International investing isn’t a new concept, but it is one that is picking up speed as an increasing number of people decide to move their assets overseas. International investors have a unique opportunity ahead of them, but the sheer number of investors and locations available can make it overwhelming.
If you’re new to the world of international investing, then let these five tips guide you as you begin the exciting financial journey ahead.
1. Define Your Objectives
One of the most important things that every international investor needs to do is define their financial objectives. No two investors will have the same goals, but it is these goals that will determine the best types of investments you make.
If you ultimate goal is to protect and preserve assets for loved ones in the future, then stable investments with an emphasis on diversification might be best.

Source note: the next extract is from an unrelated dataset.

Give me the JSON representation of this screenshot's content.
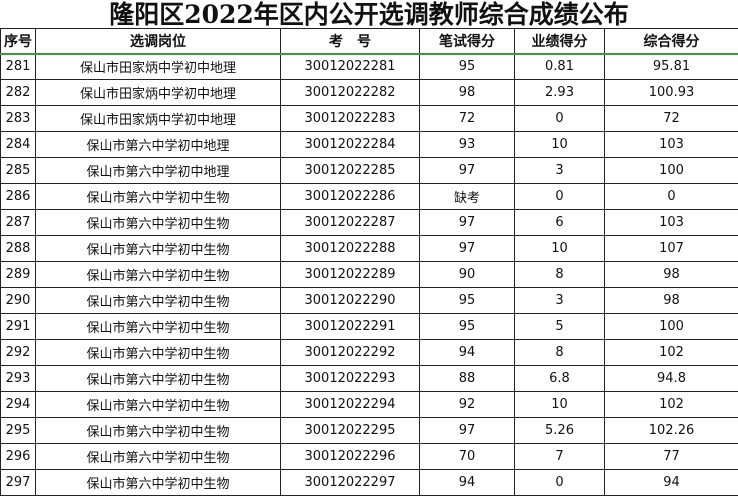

If you are younger, or you want to take bigger risks and see larger profits, then it might make sense to choose investments in developing countries or related to venture capitalism, where there are both greater risks and greater rewards.

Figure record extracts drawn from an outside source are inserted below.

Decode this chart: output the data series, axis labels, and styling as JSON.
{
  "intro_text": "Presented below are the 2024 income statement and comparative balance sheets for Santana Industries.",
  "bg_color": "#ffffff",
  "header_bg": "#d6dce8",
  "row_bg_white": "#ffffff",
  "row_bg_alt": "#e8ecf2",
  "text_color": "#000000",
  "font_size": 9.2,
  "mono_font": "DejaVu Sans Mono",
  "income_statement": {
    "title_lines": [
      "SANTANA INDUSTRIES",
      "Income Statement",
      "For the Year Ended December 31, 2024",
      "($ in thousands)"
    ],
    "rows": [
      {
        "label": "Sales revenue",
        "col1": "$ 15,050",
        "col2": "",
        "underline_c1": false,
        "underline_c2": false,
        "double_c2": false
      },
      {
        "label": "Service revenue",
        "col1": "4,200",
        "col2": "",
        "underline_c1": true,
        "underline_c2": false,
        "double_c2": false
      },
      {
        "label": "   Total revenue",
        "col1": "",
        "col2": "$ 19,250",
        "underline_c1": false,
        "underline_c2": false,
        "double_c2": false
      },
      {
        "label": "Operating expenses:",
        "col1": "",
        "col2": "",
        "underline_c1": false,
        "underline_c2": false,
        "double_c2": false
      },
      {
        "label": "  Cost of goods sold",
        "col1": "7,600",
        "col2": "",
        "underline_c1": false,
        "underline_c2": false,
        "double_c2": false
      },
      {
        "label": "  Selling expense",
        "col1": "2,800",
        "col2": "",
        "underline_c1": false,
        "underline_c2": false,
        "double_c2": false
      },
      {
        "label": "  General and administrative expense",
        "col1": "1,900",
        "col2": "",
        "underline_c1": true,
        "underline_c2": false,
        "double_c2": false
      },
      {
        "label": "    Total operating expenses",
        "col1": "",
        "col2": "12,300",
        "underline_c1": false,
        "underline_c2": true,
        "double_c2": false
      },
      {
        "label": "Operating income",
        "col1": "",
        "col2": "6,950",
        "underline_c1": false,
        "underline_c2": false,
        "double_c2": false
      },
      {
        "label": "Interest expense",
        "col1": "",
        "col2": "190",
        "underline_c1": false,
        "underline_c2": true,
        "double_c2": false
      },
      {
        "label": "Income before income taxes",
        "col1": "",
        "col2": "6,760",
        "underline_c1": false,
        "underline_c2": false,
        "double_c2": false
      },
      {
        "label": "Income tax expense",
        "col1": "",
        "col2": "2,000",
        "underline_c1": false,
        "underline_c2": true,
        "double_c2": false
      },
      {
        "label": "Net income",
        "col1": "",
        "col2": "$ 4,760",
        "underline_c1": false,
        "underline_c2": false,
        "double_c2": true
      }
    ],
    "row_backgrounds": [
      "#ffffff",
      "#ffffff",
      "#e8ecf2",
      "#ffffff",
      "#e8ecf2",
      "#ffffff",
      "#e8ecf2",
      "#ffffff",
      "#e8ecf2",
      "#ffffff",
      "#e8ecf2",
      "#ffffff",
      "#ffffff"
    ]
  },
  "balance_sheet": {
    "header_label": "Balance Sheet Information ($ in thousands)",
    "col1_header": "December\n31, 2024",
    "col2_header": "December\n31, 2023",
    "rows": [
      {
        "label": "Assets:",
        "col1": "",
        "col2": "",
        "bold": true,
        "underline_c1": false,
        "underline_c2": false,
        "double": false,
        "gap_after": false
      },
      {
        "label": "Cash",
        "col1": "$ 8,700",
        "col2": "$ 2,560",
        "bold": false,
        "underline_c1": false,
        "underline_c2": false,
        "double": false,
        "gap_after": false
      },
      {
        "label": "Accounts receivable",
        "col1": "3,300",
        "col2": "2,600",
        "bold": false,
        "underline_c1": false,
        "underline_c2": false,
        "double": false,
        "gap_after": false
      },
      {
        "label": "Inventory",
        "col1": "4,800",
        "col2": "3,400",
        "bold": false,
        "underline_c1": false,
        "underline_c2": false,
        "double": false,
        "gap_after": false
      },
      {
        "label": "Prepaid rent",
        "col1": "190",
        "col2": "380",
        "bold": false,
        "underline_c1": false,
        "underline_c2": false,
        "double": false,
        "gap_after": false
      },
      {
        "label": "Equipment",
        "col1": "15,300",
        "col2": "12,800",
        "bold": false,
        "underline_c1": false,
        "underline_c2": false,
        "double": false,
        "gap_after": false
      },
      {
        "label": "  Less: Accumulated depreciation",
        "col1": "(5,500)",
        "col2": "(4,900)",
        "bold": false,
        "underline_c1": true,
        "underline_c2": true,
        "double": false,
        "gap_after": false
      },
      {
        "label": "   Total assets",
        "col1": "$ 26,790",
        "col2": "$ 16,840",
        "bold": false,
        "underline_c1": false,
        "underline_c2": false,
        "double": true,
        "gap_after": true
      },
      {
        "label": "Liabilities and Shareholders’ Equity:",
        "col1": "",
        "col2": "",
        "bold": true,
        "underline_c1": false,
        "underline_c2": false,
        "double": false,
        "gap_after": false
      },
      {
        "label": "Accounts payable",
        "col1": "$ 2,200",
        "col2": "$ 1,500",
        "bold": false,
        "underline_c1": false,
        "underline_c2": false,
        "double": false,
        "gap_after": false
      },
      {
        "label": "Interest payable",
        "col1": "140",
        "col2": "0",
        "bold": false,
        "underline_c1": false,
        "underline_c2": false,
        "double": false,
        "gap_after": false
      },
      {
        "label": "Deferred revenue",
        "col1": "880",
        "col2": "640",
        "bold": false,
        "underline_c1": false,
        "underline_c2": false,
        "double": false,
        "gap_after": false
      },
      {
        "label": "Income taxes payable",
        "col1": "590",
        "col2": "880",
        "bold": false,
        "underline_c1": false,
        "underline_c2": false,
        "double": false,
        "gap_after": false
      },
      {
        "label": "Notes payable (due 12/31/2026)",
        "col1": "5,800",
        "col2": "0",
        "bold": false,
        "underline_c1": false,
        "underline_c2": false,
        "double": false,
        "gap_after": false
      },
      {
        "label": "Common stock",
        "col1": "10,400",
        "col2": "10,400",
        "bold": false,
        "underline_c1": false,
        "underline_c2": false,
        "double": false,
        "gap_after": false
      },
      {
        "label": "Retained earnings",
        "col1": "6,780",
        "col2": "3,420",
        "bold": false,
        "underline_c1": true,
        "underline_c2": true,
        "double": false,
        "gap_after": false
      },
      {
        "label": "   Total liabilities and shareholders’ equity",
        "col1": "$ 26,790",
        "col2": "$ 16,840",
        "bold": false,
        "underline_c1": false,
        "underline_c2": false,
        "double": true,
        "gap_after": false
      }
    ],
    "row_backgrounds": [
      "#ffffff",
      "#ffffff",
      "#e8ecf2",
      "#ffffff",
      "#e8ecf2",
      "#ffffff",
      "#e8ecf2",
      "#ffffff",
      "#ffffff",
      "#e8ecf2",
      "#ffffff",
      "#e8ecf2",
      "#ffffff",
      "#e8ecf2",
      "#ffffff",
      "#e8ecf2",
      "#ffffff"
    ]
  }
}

2. Diversify Your Investments
Most people who are ready to begin international investing already acknowledge the need for financial diversification. However, many people forget that diversity is about more than just geography. While holding investments in multiple markets is certainly a great start, that isn’t the only way to mitigate risk.
International investors should also consider the diversification of their holdings by industry and type, ensuring that the risk of vulnerability is spread as much as possible.
3. Choose Jurisdictions Wisely
It is also important for new international investors to pay special attention to the locations where they decide to invest. No two countries will have the same specifications, and some jurisdictions certainly have an advantage over others.
When it comes to taxation, for example, some countries like Belize will waive the income and capital gains taxes for all foreign investors. Saving such a tremendous amount each year by not paying taxes, and keeping the entire thing legal and above board, can certainly make one country more appealing than another.
4. Maintain Assets in a Bank You Can Trust
New international investors should have an offshore bank where they can store assets and maintain capital for future investors. While there are a wide range of banks to choose from, some stand out from the pack.
Things that are integral to a successful offshore bank include high reserve requirements for the financial stability of the institution, online banking services for 24/7 updates around the world and great communication from staff, preferably from those who speak English or another foreign language fluently for the convenience of account holders.
5. Protect Your Privacy
If you’re used to investing domestically, you might not realize that international investing offers new layers of privacy. You can protect your anonymity when starting trusts or businesses, if desired. Enlist a financial expert to help you keep your identity private as you begin investing on an international scale.
With these five helpful tips in mind, new international investors can take full advantage of the many excellent financial opportunities found around the world.